PCP is what my killed my dad October 9, 2005. Near the end of his first and only chemo regime he traveled to Southern California for a work conference. This says two things about my dad: 1) although he was 2/3 of the way through his first chemo regime, he felt good enough to even consider a trip like this and 2) he really liked to work and missed it. After mowing the lawn the day before his trip, he began to feel a bit 'poor' but still went on the trip. After just a couple of days though, he decided to return early because he felt horrible with what he described as 'flu-like' symptoms. The night he arrived back home his wife Sue took him to the ER. They sent him home and told him to see his regular doctor the next day which he did. After a day, my dad's condition worsened he was admitted into the hospital where he had been taking his chemo for Pneumonia. I don't think they immediately knew he had contracted PCP but they sure did within a few days.
Pneumocystis is an opportunistic pneumonia that effects people with beaten down immune systems.

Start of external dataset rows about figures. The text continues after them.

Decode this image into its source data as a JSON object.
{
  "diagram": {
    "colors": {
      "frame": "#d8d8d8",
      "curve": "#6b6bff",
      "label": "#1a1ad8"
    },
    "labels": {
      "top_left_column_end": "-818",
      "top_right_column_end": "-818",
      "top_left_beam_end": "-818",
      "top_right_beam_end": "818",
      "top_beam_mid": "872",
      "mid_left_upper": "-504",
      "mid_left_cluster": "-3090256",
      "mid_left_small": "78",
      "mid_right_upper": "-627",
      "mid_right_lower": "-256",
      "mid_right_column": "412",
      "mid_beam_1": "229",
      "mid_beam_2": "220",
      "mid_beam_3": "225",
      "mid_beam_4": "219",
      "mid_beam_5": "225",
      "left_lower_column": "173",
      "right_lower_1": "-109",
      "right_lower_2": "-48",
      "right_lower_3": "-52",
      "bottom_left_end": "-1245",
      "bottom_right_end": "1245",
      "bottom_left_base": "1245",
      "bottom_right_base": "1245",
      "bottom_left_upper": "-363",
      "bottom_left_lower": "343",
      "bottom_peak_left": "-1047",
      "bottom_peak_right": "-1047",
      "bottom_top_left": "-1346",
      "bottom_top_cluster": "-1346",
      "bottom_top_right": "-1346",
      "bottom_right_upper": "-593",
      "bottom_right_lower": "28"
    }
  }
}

It was a major killer of many of the initial AIDS patients but just recently a couple of drugs and some preventive tests have really improved not only the survival rate but the prevention of PCP. The only problem is that nobody throughout our whole process ever mentioned the letters PCP. Maybe it is a rare occurrence for people with the rare CNS Lymphoma...I don't know. What I do know is that CNS Lymphoma chemo is very potent and the immune system is severely beat up. Knowing that a simple T-cell test would have signaled a warning sign at which time we could have started some drugs in prevention. The following article sheds some light on PCP http://www.thebody.com/content/art6086.html
After realizing my dad had PCP, the doctors prescribed Bactrim (the most effective anti-PCP drug) but after a few days he had a reaction to it and another drug was introduced. Over the course of just 10 days my dad went into ICU, back out, and finally back in for good. In the end, his heart gave out from working so hard to push the little oxygen his lungs were providing.
The reason I think the PCP/CNS Lymphoma connection may be a bit more than coincidence is because a good number of HIV patients come down with CNS Lymphoma. Maybe it is simply a matter of PCP attacking anyone with a poor immune system but the coincidence seems a bit much for me. Anyway, in hindsite, I would have asked that my dad's t-cell count be monitored and I would have had him started on preventative PCP drugs if it dropped below an acceptable level.